The administration is off to a strong start, but it has a long way to go. Fortunately, Biden and Harris’s team doesn’t have to reinvent the wheel. Rather, they can look to historical cases of transitional justice in racially divided societies.
To give two examples of how transitional justice could work under a Biden-Harris administration—and the impact it could have on racial justice—consider policy reforms in South Africa during the transition from apartheid and white-minority rule to democracy and Black-majority rule in the mid-1990s.
After nearly 50 years of violence and discrimination against Black and other non-white South Africans, the first post-apartheid government, led by President Nelson Mandela and the African National Congress (ANC), undertook a range of reforms relating to housing and criminal justice.
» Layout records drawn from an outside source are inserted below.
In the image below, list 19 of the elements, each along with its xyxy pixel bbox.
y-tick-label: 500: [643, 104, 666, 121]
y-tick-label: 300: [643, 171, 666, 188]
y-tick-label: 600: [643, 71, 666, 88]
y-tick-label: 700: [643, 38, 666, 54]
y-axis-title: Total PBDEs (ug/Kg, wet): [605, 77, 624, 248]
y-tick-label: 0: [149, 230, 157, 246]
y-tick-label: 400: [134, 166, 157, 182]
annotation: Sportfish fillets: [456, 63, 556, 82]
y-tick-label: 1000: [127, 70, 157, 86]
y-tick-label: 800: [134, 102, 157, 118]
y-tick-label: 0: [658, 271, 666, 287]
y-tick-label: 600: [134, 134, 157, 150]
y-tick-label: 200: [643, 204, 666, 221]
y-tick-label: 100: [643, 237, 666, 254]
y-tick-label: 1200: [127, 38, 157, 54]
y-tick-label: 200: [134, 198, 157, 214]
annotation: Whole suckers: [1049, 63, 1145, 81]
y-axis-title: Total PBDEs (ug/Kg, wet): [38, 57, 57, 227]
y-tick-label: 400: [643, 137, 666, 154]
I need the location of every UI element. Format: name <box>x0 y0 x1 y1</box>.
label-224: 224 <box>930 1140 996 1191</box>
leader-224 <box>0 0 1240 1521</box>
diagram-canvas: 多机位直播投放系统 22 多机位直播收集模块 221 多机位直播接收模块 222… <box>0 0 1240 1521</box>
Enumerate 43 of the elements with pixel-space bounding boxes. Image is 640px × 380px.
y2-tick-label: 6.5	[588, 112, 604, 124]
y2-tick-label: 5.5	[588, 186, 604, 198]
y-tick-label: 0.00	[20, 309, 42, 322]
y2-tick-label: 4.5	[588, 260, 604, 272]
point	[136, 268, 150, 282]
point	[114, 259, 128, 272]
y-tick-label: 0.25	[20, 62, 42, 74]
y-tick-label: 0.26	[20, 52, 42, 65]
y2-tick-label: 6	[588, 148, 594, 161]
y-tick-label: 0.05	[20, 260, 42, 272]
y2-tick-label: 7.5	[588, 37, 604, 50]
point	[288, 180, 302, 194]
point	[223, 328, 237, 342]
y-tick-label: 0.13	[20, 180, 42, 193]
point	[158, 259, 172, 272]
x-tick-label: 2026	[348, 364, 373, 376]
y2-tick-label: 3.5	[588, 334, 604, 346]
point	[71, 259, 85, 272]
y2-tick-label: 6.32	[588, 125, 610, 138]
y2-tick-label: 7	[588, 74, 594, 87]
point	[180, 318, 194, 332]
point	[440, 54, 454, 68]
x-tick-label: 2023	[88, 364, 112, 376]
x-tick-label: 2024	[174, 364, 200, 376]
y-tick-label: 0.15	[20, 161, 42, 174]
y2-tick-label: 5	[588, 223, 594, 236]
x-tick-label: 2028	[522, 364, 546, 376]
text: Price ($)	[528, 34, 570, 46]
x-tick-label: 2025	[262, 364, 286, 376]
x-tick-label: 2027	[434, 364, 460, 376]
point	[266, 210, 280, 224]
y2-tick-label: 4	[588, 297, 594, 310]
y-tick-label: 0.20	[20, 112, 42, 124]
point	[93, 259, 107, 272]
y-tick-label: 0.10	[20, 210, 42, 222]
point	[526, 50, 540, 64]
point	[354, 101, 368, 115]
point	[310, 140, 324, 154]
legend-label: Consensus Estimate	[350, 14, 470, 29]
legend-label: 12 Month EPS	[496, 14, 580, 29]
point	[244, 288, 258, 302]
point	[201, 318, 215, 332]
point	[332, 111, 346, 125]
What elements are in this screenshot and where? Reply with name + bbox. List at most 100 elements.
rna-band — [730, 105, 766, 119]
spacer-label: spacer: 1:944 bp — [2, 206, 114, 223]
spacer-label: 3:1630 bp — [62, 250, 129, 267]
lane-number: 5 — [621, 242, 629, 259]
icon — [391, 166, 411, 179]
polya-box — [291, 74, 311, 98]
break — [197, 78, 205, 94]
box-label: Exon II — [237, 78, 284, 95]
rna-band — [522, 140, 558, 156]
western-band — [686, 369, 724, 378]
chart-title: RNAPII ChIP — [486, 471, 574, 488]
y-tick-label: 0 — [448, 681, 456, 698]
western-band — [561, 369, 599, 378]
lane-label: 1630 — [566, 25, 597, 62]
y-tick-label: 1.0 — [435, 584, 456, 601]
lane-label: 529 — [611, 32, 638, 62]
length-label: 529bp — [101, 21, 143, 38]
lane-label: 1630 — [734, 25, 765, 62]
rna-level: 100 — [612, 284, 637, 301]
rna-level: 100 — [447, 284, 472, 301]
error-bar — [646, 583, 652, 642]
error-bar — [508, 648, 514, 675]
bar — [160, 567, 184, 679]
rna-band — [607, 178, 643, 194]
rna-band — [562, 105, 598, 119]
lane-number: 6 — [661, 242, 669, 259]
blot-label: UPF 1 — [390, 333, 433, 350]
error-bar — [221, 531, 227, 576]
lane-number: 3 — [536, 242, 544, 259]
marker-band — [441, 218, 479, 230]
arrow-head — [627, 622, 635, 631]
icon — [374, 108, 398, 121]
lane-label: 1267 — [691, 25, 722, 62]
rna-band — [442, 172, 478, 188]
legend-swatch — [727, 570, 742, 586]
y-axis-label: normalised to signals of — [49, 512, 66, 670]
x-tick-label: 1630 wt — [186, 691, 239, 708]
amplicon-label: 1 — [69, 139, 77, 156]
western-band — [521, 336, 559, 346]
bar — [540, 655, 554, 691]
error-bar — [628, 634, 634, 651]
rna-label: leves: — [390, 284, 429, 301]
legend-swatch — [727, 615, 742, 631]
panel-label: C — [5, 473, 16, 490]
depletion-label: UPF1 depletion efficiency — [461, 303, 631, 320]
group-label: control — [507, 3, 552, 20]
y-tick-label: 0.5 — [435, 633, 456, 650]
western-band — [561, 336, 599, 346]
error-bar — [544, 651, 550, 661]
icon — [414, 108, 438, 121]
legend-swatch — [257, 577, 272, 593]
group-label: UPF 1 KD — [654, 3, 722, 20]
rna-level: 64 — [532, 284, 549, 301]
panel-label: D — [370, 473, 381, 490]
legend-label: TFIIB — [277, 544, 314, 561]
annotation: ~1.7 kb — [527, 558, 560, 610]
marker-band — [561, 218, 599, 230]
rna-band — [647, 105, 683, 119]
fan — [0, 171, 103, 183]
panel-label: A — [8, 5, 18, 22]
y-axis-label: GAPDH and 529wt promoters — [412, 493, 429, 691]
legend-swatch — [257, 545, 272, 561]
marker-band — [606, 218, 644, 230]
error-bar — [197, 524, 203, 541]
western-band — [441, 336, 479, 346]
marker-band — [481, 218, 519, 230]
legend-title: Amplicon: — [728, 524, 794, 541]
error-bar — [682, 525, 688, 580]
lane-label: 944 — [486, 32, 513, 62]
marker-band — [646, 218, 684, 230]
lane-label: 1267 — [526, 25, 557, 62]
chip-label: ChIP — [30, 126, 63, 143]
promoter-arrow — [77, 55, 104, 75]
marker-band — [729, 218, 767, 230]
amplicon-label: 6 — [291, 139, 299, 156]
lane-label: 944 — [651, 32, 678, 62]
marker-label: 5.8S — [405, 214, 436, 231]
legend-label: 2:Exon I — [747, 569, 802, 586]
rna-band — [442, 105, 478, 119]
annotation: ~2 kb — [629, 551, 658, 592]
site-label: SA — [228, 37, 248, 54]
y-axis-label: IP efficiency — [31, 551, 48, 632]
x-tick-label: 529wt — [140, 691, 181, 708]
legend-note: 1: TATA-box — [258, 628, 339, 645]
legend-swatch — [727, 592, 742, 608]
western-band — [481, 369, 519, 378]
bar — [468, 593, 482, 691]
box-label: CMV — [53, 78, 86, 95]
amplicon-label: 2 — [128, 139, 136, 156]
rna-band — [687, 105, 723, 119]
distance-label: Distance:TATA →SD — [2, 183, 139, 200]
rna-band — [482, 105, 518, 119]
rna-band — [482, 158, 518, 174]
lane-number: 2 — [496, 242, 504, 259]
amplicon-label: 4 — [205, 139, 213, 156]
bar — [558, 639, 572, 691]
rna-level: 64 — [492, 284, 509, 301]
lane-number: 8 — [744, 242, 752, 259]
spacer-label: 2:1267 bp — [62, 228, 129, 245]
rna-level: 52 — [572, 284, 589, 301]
Parts of the Biden plan resemble these early initiatives.
Here’s what worked, what didn’t, and implications for the United States today.
First, Mandela and the ANC introduced several policies to redress discrimination in housing—from granting developer subsidies to ending redlining, the practice of denying housing loans to entire communities. At the time, the country faced a housing shortage of roughly 1.5 million units and a public housing system in shambles. To fill in the gaps, the new government relied heavily on private-sector investment and the work of non-governmental organizations.
But progress on these policies stalled. Government subsidies did not produce housing quickly enough and disagreement among local, provincial, and national governments further slowed momentum. What housing was developed was far from centers of economic opportunity. Above all, residents denounced the lack of community consultation in the process.
Twenty-six years after the fall of Apartheid and the implementation of racial/transitional justice, the South African Air Force (SAAF) has “no airworthy C-130 Hercules transports available.” Predictions are the SAAF will soon be an “air wing, rather than air force – with personnel but no assets.”
Once the SAAF had a proud history as one of the oldest air forces in the world, but prior to 1994, it was all-white. Thus, it can’t be celebrated. In post-Apartheid South Africa, racial justice (and extreme affirmative action with the SAAF) made the SAAF obsolete.
A nice warning to America for what’s coming as Foreign Policy advocates racial justice as the center of the transitional plan for Biden-Harris.